Must all Lebesgue integrable functions really be invertible?

$f^{-1}(A)$ is the preimage of the set $A$, it exists even if $f$ is not invertible. For $f: X\to Y$, it is defined as

$$f^{-1}(A) = \{x\in X: f(x)\in A\}.$$

The notation is slightly confusing, I would say, but one gets used to it. It isn't really that bad of a notation, since, if $f$ is actually invertible and its inverse is $g$, then $g(A) = f^{-1}(A)$ (so the preimage of $A$ according to $f$ is the image of $A$ according to $f^{-1}$).

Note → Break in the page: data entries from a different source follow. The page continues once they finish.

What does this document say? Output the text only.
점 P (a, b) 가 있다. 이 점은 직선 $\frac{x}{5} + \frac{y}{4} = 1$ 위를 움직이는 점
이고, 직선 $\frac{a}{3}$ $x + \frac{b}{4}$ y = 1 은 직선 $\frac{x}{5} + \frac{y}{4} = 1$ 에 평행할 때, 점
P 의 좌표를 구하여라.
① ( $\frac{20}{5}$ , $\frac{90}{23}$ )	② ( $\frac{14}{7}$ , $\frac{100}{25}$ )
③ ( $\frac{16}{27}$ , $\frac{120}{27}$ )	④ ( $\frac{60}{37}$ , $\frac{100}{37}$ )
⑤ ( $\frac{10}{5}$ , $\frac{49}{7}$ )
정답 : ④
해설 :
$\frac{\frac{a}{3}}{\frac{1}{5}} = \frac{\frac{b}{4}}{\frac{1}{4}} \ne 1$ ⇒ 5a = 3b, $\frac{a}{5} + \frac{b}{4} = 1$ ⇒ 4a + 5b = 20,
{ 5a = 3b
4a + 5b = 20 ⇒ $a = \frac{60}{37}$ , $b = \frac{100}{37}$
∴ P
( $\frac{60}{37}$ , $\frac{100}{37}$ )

$f^{-1}$ here does not mean the inverse of $f$. It is a horrifically bad overuse of notation and can be very misleading. $f^{-1}(A)$ where $A$ is a set is the pre-image, i.e.

$$f^{-1}(A) = \{x\in X: f(x) \in A\}.$$

The pre-image always exists. If $f$ were invertible, then this would coincide with what you think; however the pre-image takes care of the multi-valued aspect.

Take for instance $f:[-1,2]\to\mathbb{R}$ defined by $f(x) = x^2$. This is not invertible as you can see by, e.g., $f(-1) = 1 = f(1)$. However

$$f^{-1}([0,1]) = \{x\in [-1,2]:f(x) \in[0,1]\}.$$

The set of $x$ that solve this are those $x$ in $[-1,1]$ since when you square them you get something in $[0,1]$.

This function is not invertible but it is continuous on a set of finite Lebesgue measure, hence Lebesgue integrable.


For any function $f : \mathbb R \rightarrow \mathbb R$, the set $f^{-1}( a, \infty)$ always exists, and it is defined by $$ \{ x: \in \mathbb R : f(x) > a \}, $$ although it is not always measurable.